Heart Disease - Rehabilitation for Patients with Congestive Heart Failure (CHF)
Most patients with congestive heart failure (CHF) will need to learn to live with the condition. Approximately two thirds of people with CHF die within five years of their diagnosis. However, some patients live long lives with CHF by making lifestyle changes and taking medication.
Patient guidelines for living with CHF:
- Maintain a healthy diet low in saturated fat, cholesterol and sodium
- Maintain an ideal weight
- Do not smoke
- Strictly limit or refrain from the use of alcohol
- Avoid stress
- Avoid the flu and pneumonia (with an annual flu shots, avoiding infected persons)
- Seek regular physician monitoring of CHF
- Always take prescribed medications and report side effects to a physician
- Report any new symptoms immediately, such as severe dyspnea (shortness of breath), swelling in the ankles or legs, increased fatigue, etc.
The American Heart Association recommends that patients with CHF limit their intake of sodium to 2,400 milligrams (mg) or less per day or to the amount their physicians recommend. This is approximately equal to one teaspoon of sodium per day. Cholesterol intake should also be limited to approximately 300 mg, with a total fat intake of approximately 65 mg and saturated fat intake of 20 grams.
Because the physical effects of stress can be strenuous on a weakened heart, patients with CHF should be careful to avoid stressful situations.
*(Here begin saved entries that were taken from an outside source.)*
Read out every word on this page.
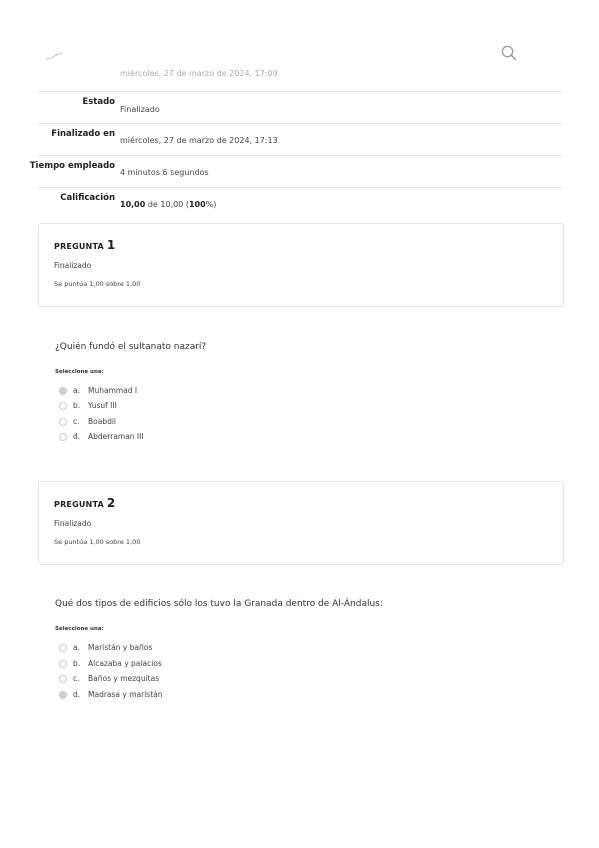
miércoles, 27 de marzo de 2024, 17:09
Estado
Finalizado
Finalizado en
miércoles, 27 de marzo de 2024, 17:13
Tiempo empleado
4 minutos 6 segundos
Calificación
10,00 de 10,00 (100%)
PREGUNTA 1
Finalizado
Se puntúa 1,00 sobre 1,00
¿Quién fundó el sultanato nazarí?
Seleccione una:
a. Muhammad I
b. Yusuf III
c. Boabdil
d. Abderraman III
PREGUNTA 2
Finalizado
Se puntúa 1,00 sobre 1,00
Qué dos tipos de edificios sólo los tuvo la Granada dentro de Al-Ándalus:
Seleccione una:
a. Maristán y baños
b. Alcazaba y palacios
c. Baños y mezquitas
d. Madrasa y maristán
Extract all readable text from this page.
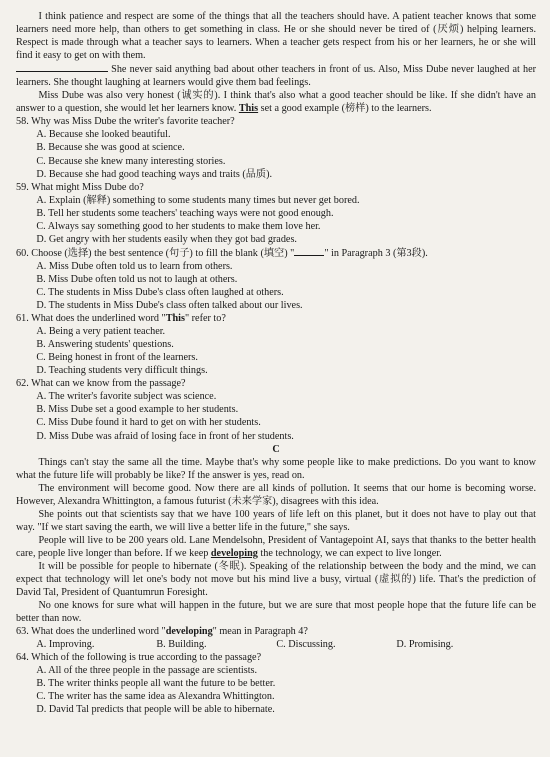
I think patience and respect are some of the things that all the teachers should have. A patient teacher knows that some learners need more help, than others to get something in class. He or she should never be tired of (厌烦) helping learners. Respect is made through what a teacher says to learners. When a teacher gets respect from his or her learners, he or she will find it easy to get on with them.

She never said anything bad about other teachers in front of us. Also, Miss Dube never laughed at her learners. She thought laughing at learners would give them bad feelings.

Miss Dube was also very honest (诚实的). I think that's also what a good teacher should be like. If she didn't have an answer to a question, she would let her learners know. This set a good example (榜样) to the learners.

58. Why was Miss Dube the writer's favorite teacher?

A. Because she looked beautiful.

B. Because she was good at science.

C. Because she knew many interesting stories.

D. Because she had good teaching ways and traits (品质).

59. What might Miss Dube do?

A. Explain (解释) something to some students many times but never get bored.

B. Tell her students some teachers' teaching ways were not good enough.

C. Always say something good to her students to make them love her.

D. Get angry with her students easily when they got bad grades.

60. Choose (选择) the best sentence (句子) to fill the blank (填空) "	" in Paragraph 3 (第3段).

A. Miss Dube often told us to learn from others.

B. Miss Dube often told us not to laugh at others.

C. The students in Miss Dube's class often laughed at others.

D. The students in Miss Dube's class often talked about our lives.

61. What does the underlined word "This" refer to?

A. Being a very patient teacher.

B. Answering students' questions.

C. Being honest in front of the learners.

D. Teaching students very difficult things.

62. What can we know from the passage?

A. The writer's favorite subject was science.

B. Miss Dube set a good example to her students.

C. Miss Dube found it hard to get on with her students.

D. Miss Dube was afraid of losing face in front of her students.

C

Things can't stay the same all the time. Maybe that's why some people like to make predictions. Do you want to know what the future life will probably be like? If the answer is yes, read on.

The environment will become good. Now there are all kinds of pollution. It seems that our home is becoming worse. However, Alexandra Whittington, a famous futurist (未来学家), disagrees with this idea.

She points out that scientists say that we have 100 years of life left on this planet, but it does not have to play out that way. "If we start saving the earth, we will live a better life in the future," she says.

People will live to be 200 years old. Lane Mendelsohn, President of Vantagepoint AI, says that thanks to the better health care, people live longer than before. If we keep developing the technology, we can expect to live longer.

It will be possible for people to hibernate (冬眠). Speaking of the relationship between the body and the mind, we can expect that technology will let one's body not move but his mind live a busy, virtual (虚拟的) life. That's the prediction of David Tal, President of Quantumrun Foresight.

No one knows for sure what will happen in the future, but we are sure that most people hope that the future life can be better than now.

63. What does the underlined word "developing" mean in Paragraph 4?

A. Improving.	B. Building.	C. Discussing.	D. Promising.

64. Which of the following is true according to the passage?

A. All of the three people in the passage are scientists.

B. The writer thinks people all want the future to be better.

C. The writer has the same idea as Alexandra Whittington.

D. David Tal predicts that people will be able to hibernate.
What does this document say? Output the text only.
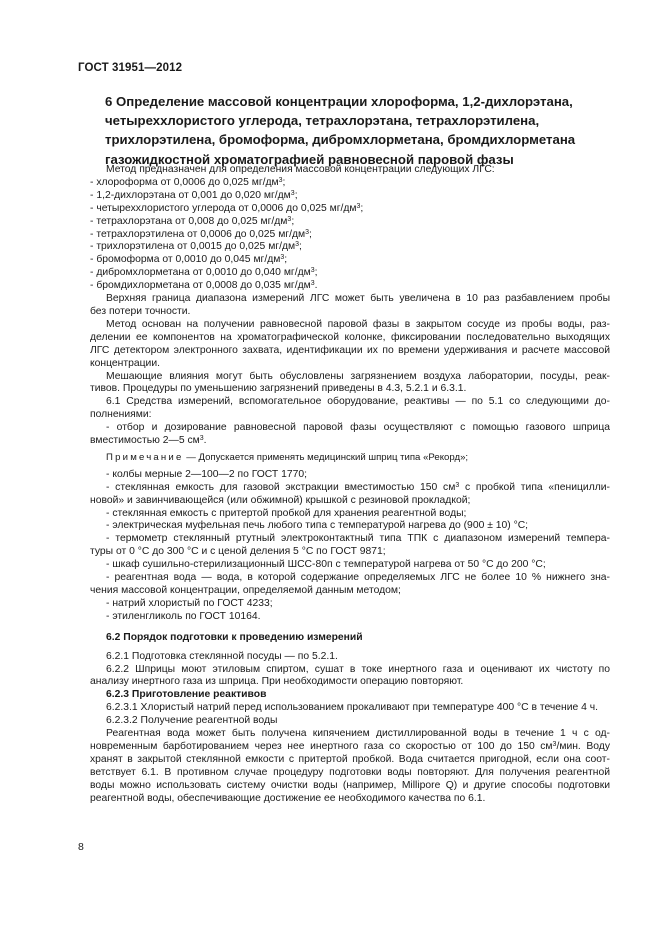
ГОСТ 31951—2012
6 Определение массовой концентрации хлороформа, 1,2-дихлорэтана,
четыреххлористого углерода, тетрахлорэтана, тетрахлорэтилена,
трихлорэтилена, бромоформа, дибромхлорметана, бромдихлорметана
газожидкостной хроматографией равновесной паровой фазы

Метод предназначен для определения массовой концентрации следующих ЛГС:

- хлороформа от 0,0006 до 0,025 $мг/дм^3$;

- 1,2-дихлорэтана от 0,001 до 0,020 $мг/дм^3$;

- четыреххлористого углерода от 0,0006 до 0,025 $мг/дм^3$;

- тетрахлорэтана от 0,008 до 0,025 $мг/дм^3$;

- тетрахлорэтилена от 0,0006 до 0,025 $мг/дм^3$;

- трихлорэтилена от 0,0015 до 0,025 $мг/дм^3$;

- бромоформа от 0,0010 до 0,045 $мг/дм^3$;

- дибромхлорметана от 0,0010 до 0,040 $мг/дм^3$;

- бромдихлорметана от 0,0008 до 0,035 $мг/дм^3$.

Верхняя граница диапазона измерений ЛГС может быть увеличена в 10 раз разбавлением пробы

без потери точности.

Метод основан на получении равновесной паровой фазы в закрытом сосуде из пробы воды, раз-

делении ее компонентов на хроматографической колонке, фиксировании последовательно выходящих

ЛГС детектором электронного захвата, идентификации их по времени удерживания и расчете массовой

концентрации.

Мешающие влияния могут быть обусловлены загрязнением воздуха лаборатории, посуды, реак-

тивов. Процедуры по уменьшению загрязнений приведены в 4.3, 5.2.1 и 6.3.1.

6.1 Средства измерений, вспомогательное оборудование, реактивы — по 5.1 со следующими до-

полнениями:

- отбор и дозирование равновесной паровой фазы осуществляют с помощью газового шприца

вместимостью 2—5 $см^3$.

Примечание — Допускается применять медицинский шприц типа «Рекорд»;

- колбы мерные 2—100—2 по ГОСТ 1770;

- стеклянная емкость для газовой экстракции вместимостью 150 $см^3$ с пробкой типа «пеницилли-

новой» и завинчивающейся (или обжимной) крышкой с резиновой прокладкой;

- стеклянная емкость с притертой пробкой для хранения реагентной воды;

- электрическая муфельная печь любого типа с температурой нагрева до (900 ± 10) °С;

- термометр стеклянный ртутный электроконтактный типа ТПК с диапазоном измерений темпера-

туры от 0 °С до 300 °С и с ценой деления 5 °С по ГОСТ 9871;

- шкаф сушильно-стерилизационный ШСС-80п с температурой нагрева от 50 °С до 200 °С;

- реагентная вода — вода, в которой содержание определяемых ЛГС не более 10 % нижнего зна-

чения массовой концентрации, определяемой данным методом;

- натрий хлористый по ГОСТ 4233;

- этиленгликоль по ГОСТ 10164.

6.2 Порядок подготовки к проведению измерений

6.2.1 Подготовка стеклянной посуды — по 5.2.1.

6.2.2 Шприцы моют этиловым спиртом, сушат в токе инертного газа и оценивают их чистоту по

анализу инертного газа из шприца. При необходимости операцию повторяют.

6.2.3 Приготовление реактивов

6.2.3.1 Хлористый натрий перед использованием прокаливают при температуре 400 °С в течение 4 ч.

6.2.3.2 Получение реагентной воды

Реагентная вода может быть получена кипячением дистиллированной воды в течение 1 ч с од-

новременным барботированием через нее инертного газа со скоростью от 100 до 150 $см^3$/мин. Воду

хранят в закрытой стеклянной емкости с притертой пробкой. Вода считается пригодной, если она соот-

ветствует 6.1. В противном случае процедуру подготовки воды повторяют. Для получения реагентной

воды можно использовать систему очистки воды (например, Millipore Q) и другие способы подготовки

реагентной воды, обеспечивающие достижение ее необходимого качества по 6.1.

8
Of course, completing avoid stress is impossible and having a diagnosis of CHF tends to increase anxiety in most people. Physicians should advise patients to minimize stress by exercising regularly, taking time to relax every day, getting plenty of rest, planning activities in advance, trying to maintain a positive disposition, joining a support group or talking regularly with friends or family members, or seeking professional counseling if necessary.
In many cases, moderate exercise such as walking, light jogging, or bicycling can benefit patients with CHF by increasing energy levels and working to lower cholesterol or blood pressure levels and obesity. Stress tests on patients should be performed to help devise an appropriate exercise regimen for each patient with CHF. Sometimes, supervised physical activity at cardiac centers or hospitals may be a favorable option.
Patients with CHF should be monitored by physicians on a regular basis. Patients with CHF and/or those taking care of them should also report any new symptoms immediately. These symptoms include severe dyspnea, increased swelling in the ankles, legs or abdomen, increased fatigue, a new cough, and weight gain.
Currently, only 20% of patients with CHF live longer than eight to 12 years with the condition, and the risk of sudden death from CHF is significant. In the United States, deaths from CHF tend to be higher in African Americans than Caucasians. However researchers are engaged in research to better understand the causes of CHF and improve prevention, diagnosis, treatment and survival. Current research includes inserting grafted cells into the heart to replace damaged ones, developing multi-action drugs to treat CHF, improving heart transplants (including xenotransplantation, the use of animal hearts), and improving left ventricular assist devices (LVAD).